Wie sicher ist die VR SecureGo plus App?
Die VR SecureGo plus App nutzt modernste Verschlüsselungstechnologien, um Ihre Daten zu schützen. Jede Transaktion wird durch eine einmalige TAN abgesichert, die nur auf Ihrem registrierten Gerät angezeigt wird. Es ist wichtig, Ihr Gerät mit einem sicheren Passwort oder biometrischen Daten zu schützen, um unbefugten Zugriff zu verhindern.
Welche Voraussetzungen gibt es für die Nutzung von VR SecureGo plus?
Um VR SecureGo plus zu nutzen, benötigen Sie ein Konto bei einer teilnehmenden Bank sowie ein Smartphone mit einer aktuellen iOS- oder Android-Version.

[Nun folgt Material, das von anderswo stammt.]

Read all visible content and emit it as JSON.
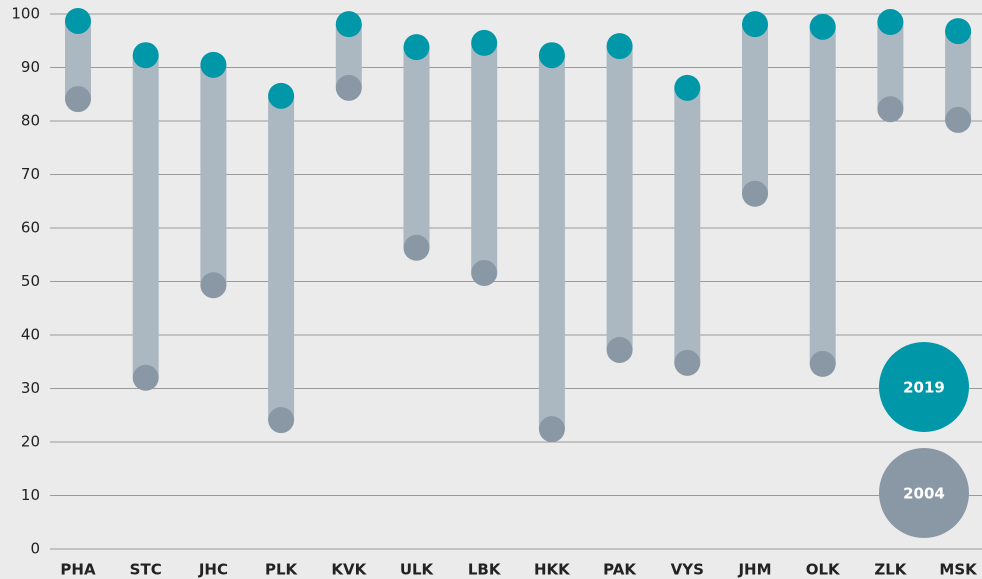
{
  "chart_data": {
    "type": "dumbbell",
    "categories": [
      "PHA",
      "STC",
      "JHC",
      "PLK",
      "KVK",
      "ULK",
      "LBK",
      "HKK",
      "PAK",
      "VYS",
      "JHM",
      "OLK",
      "ZLK",
      "MSK"
    ],
    "series": [
      {
        "name": "2019",
        "color": "#0098a8",
        "values": [
          98.7,
          92.3,
          90.5,
          84.7,
          98.1,
          93.8,
          94.6,
          92.3,
          94.0,
          86.2,
          98.1,
          97.6,
          98.5,
          96.8
        ]
      },
      {
        "name": "2004",
        "color": "#8a98a5",
        "values": [
          84.1,
          32.0,
          49.3,
          24.1,
          86.2,
          56.3,
          51.6,
          22.4,
          37.2,
          34.8,
          66.4,
          34.6,
          82.2,
          80.2
        ]
      }
    ],
    "range_color": "#abb8c1",
    "ylim": [
      0,
      100
    ],
    "yticks": [
      0,
      10,
      20,
      30,
      40,
      50,
      60,
      70,
      80,
      90,
      100
    ],
    "grid": true
  }
}
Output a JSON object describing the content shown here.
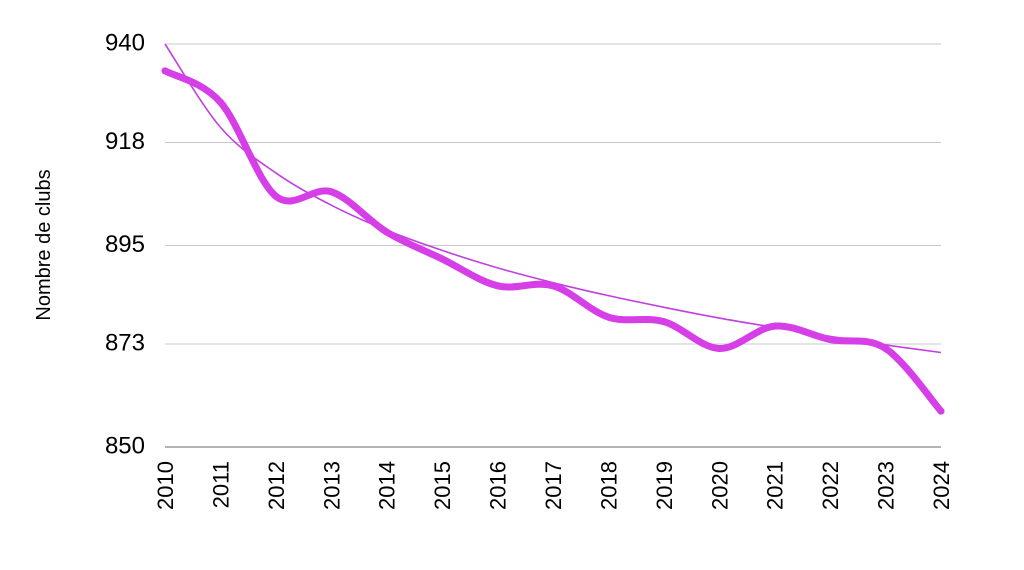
{
  "chart_data": {
    "type": "line",
    "title": "",
    "xlabel": "",
    "ylabel": "Nombre de clubs",
    "x": [
      "2010",
      "2011",
      "2012",
      "2013",
      "2014",
      "2015",
      "2016",
      "2017",
      "2018",
      "2019",
      "2020",
      "2021",
      "2022",
      "2023",
      "2024"
    ],
    "series": [
      {
        "name": "",
        "color": "#d63fe8",
        "values": [
          934,
          927,
          906,
          907,
          898,
          892,
          886,
          886,
          879,
          878,
          872,
          877,
          874,
          872,
          858
        ]
      }
    ],
    "trendline": {
      "type": "logarithmic",
      "color": "#c040e0",
      "values": [
        940,
        921.4,
        911.2,
        904.0,
        898.4,
        893.9,
        890.0,
        886.7,
        883.8,
        881.2,
        878.8,
        876.7,
        874.7,
        872.8,
        871.1
      ]
    },
    "yticks": [
      850,
      873,
      895,
      918,
      940
    ],
    "ylim": [
      850,
      940
    ],
    "grid": true,
    "legend": "none"
  }
}
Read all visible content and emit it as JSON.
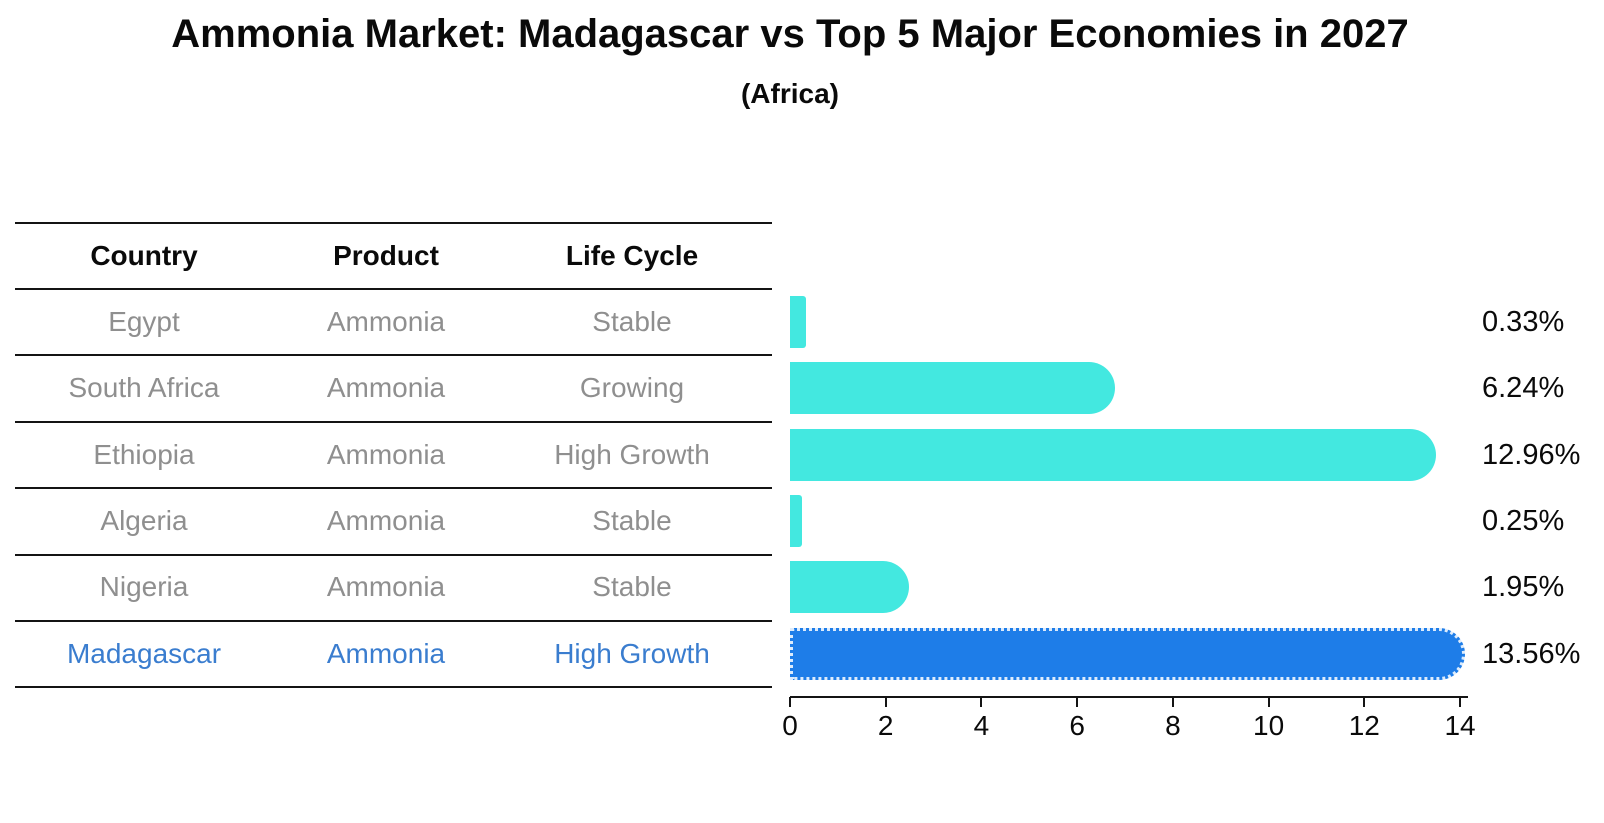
{
  "title": "Ammonia Market: Madagascar vs Top 5 Major Economies in 2027",
  "subtitle": "(Africa)",
  "table": {
    "columns": [
      "Country",
      "Product",
      "Life Cycle"
    ],
    "rows": [
      {
        "country": "Egypt",
        "product": "Ammonia",
        "life_cycle": "Stable",
        "highlight": false
      },
      {
        "country": "South Africa",
        "product": "Ammonia",
        "life_cycle": "Growing",
        "highlight": false
      },
      {
        "country": "Ethiopia",
        "product": "Ammonia",
        "life_cycle": "High Growth",
        "highlight": false
      },
      {
        "country": "Algeria",
        "product": "Ammonia",
        "life_cycle": "Stable",
        "highlight": false
      },
      {
        "country": "Nigeria",
        "product": "Ammonia",
        "life_cycle": "Stable",
        "highlight": false
      },
      {
        "country": "Madagascar",
        "product": "Ammonia",
        "life_cycle": "High Growth",
        "highlight": true
      }
    ]
  },
  "chart_data": {
    "type": "bar",
    "orientation": "horizontal",
    "title": "Ammonia Market: Madagascar vs Top 5 Major Economies in 2027",
    "subtitle": "(Africa)",
    "categories": [
      "Egypt",
      "South Africa",
      "Ethiopia",
      "Algeria",
      "Nigeria",
      "Madagascar"
    ],
    "values": [
      0.33,
      6.24,
      12.96,
      0.25,
      1.95,
      13.56
    ],
    "value_labels": [
      "0.33%",
      "6.24%",
      "12.96%",
      "0.25%",
      "1.95%",
      "13.56%"
    ],
    "xlabel": "",
    "ylabel": "",
    "xlim": [
      0,
      14.2
    ],
    "xticks": [
      0,
      2,
      4,
      6,
      8,
      10,
      12,
      14
    ],
    "grid": false,
    "legend": false,
    "highlight_index": 5,
    "highlight_edge_style": "dotted"
  },
  "colors": {
    "bar_default": "#43e8e0",
    "bar_highlight": "#1e7de8",
    "header_text": "#0a0a0a",
    "row_text": "#8f8f8f",
    "highlight_text": "#3a7dcf",
    "axis": "#141414"
  }
}
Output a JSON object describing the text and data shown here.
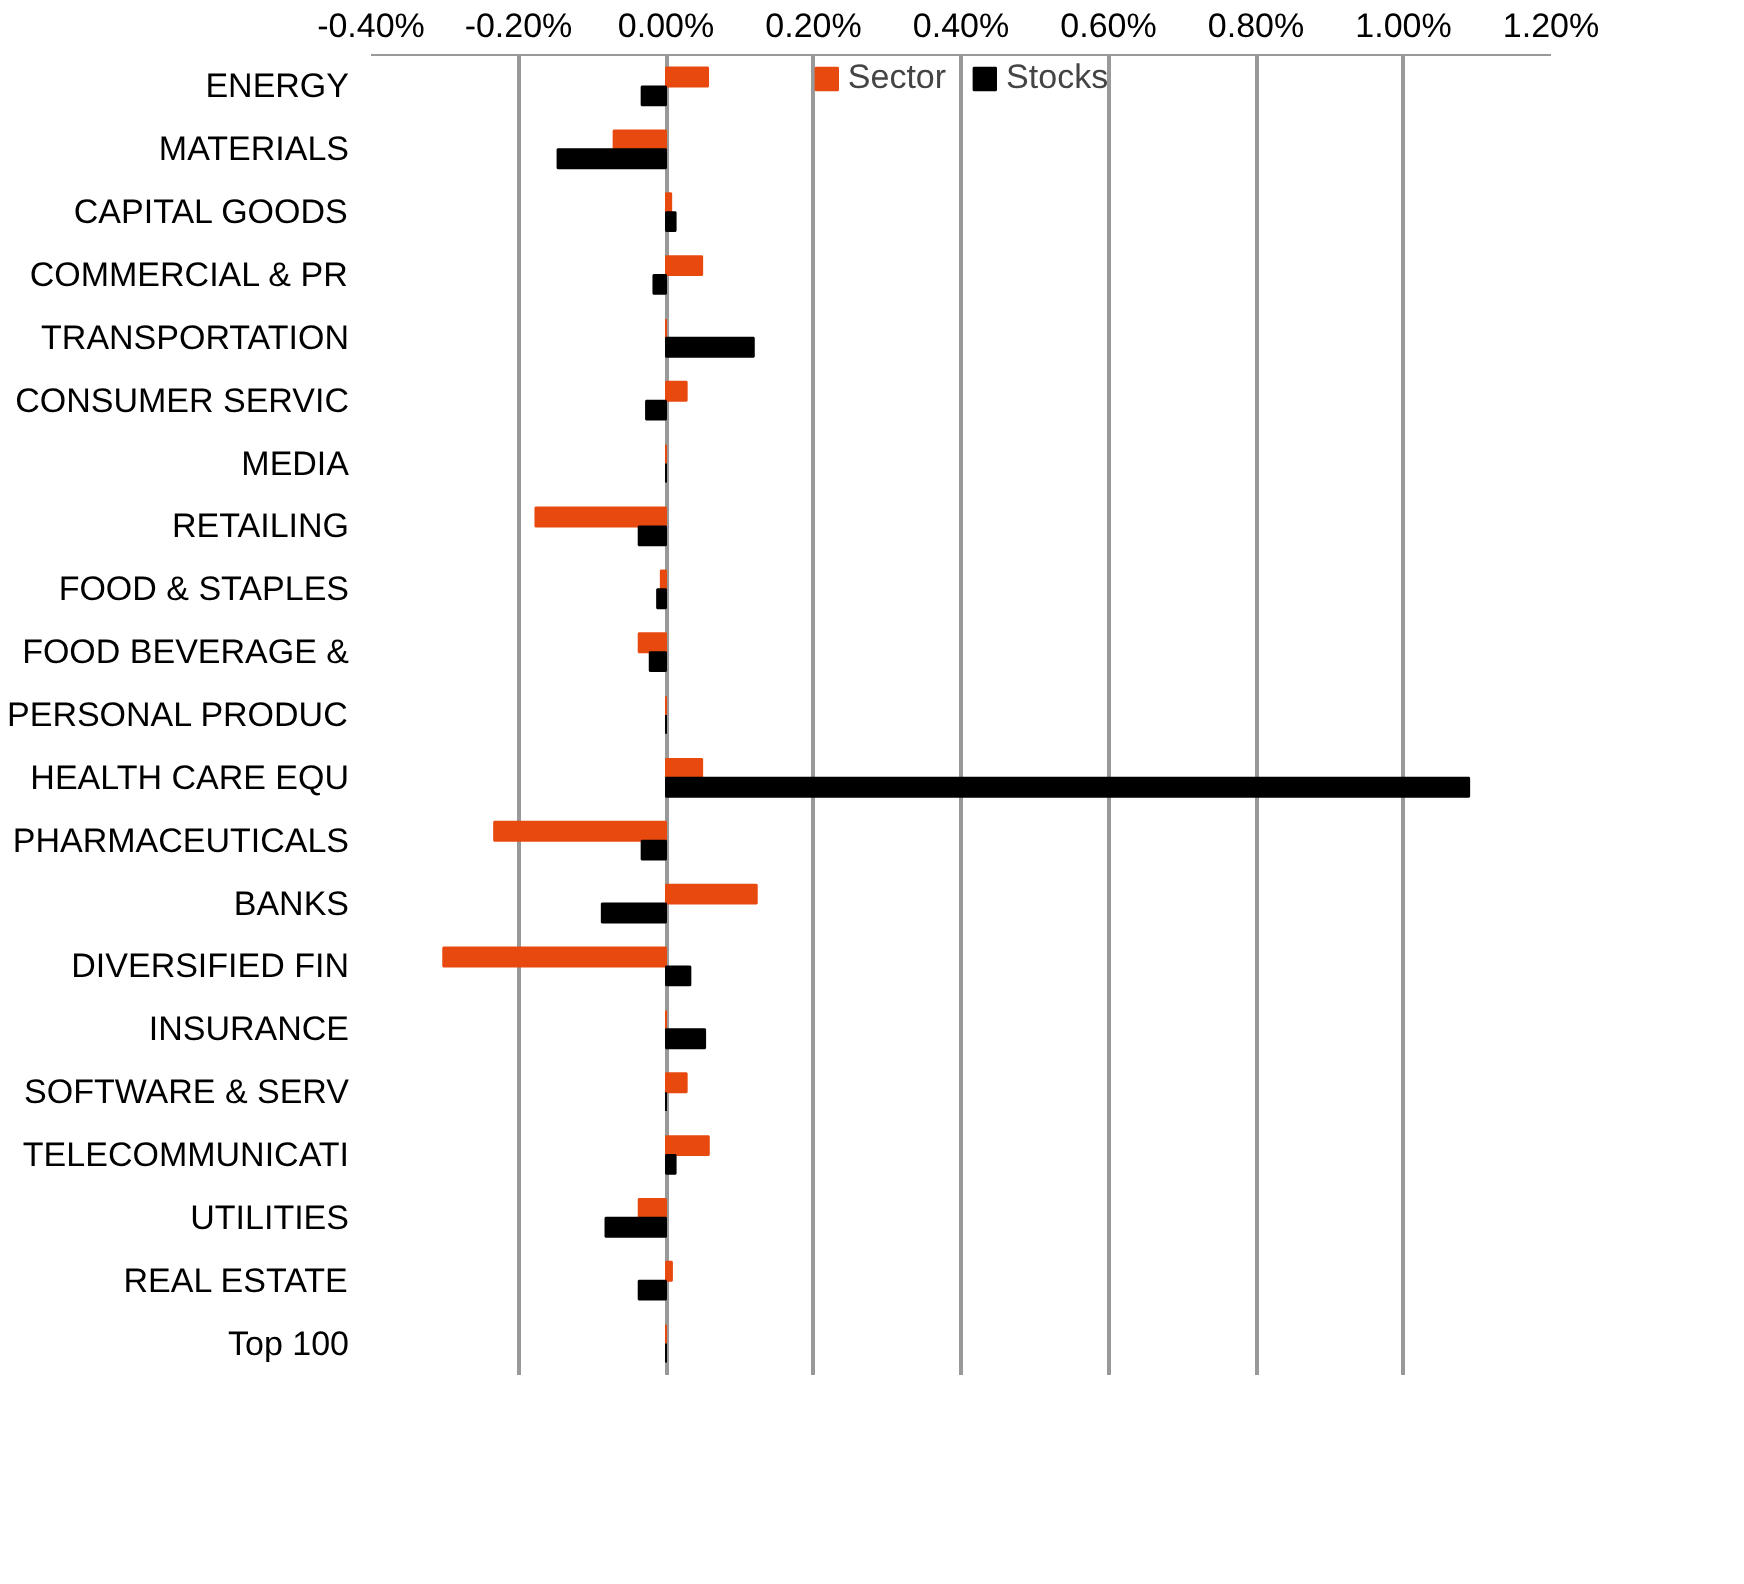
{
  "chart_data": {
    "type": "bar",
    "orientation": "horizontal",
    "categories": [
      "ENERGY",
      "MATERIALS",
      "CAPITAL GOODS",
      "COMMERCIAL & PR",
      "TRANSPORTATION",
      "CONSUMER SERVIC",
      "MEDIA",
      "RETAILING",
      "FOOD & STAPLES",
      "FOOD BEVERAGE &",
      "PERSONAL PRODUC",
      "HEALTH CARE EQU",
      "PHARMACEUTICALS",
      "BANKS",
      "DIVERSIFIED FIN",
      "INSURANCE",
      "SOFTWARE & SERV",
      "TELECOMMUNICATI",
      "UTILITIES",
      "REAL ESTATE",
      "Top 100"
    ],
    "series": [
      {
        "name": "Sector",
        "color": "#e8490f",
        "values": [
          0.057,
          -0.071,
          0.007,
          0.049,
          0,
          0.028,
          0,
          -0.177,
          -0.007,
          -0.037,
          0,
          0.049,
          -0.233,
          0.123,
          -0.302,
          0,
          0.028,
          0.058,
          -0.037,
          0.008,
          0
        ]
      },
      {
        "name": "Stocks",
        "color": "#000000",
        "values": [
          -0.033,
          -0.147,
          0.013,
          -0.017,
          0.119,
          -0.027,
          0,
          -0.037,
          -0.012,
          -0.022,
          0,
          1.089,
          -0.033,
          -0.087,
          0.033,
          0.053,
          0,
          0.013,
          -0.082,
          -0.037,
          0
        ]
      }
    ],
    "xlim": [
      -0.4,
      1.2
    ],
    "xticks": [
      {
        "value": -0.4,
        "label": "-0.40%"
      },
      {
        "value": -0.2,
        "label": "-0.20%"
      },
      {
        "value": 0,
        "label": "0.00%"
      },
      {
        "value": 0.2,
        "label": "0.20%"
      },
      {
        "value": 0.4,
        "label": "0.40%"
      },
      {
        "value": 0.6,
        "label": "0.60%"
      },
      {
        "value": 0.8,
        "label": "0.80%"
      },
      {
        "value": 1.0,
        "label": "1.00%"
      },
      {
        "value": 1.2,
        "label": "1.20%"
      }
    ],
    "grid": "x",
    "legend": "top"
  }
}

Außerdem müssen Sie die App auf Ihrem Gerät installieren und Ihr Konto verifizieren, um die App mit Ihrem Bankkonto zu verknüpfen.
Gibt es Gebühren für die Nutzung von VR SecureGo plus?
Die Nutzung von VR SecureGo plus ist in der Regel kostenlos, kann jedoch von Bank zu Bank unterschiedlich sein. Es ist ratsam, sich bei Ihrer Bank nach möglichen Gebühren zu erkundigen, die für die Nutzung der App oder für bestimmte Transaktionen anfallen könnten.
Was soll ich tun, wenn ich mein Smartphone verliere?
Falls Sie Ihr Smartphone verlieren, sollten Sie umgehend Ihre Bank kontaktieren, um die Verknüpfung der VR SecureGo plus App mit Ihrem Konto zu deaktivieren. Dies verhindert den unbefugten Zugriff auf Ihre Transaktionen. Sobald Sie ein neues Gerät haben, können Sie die App erneut installieren und verknüpfen.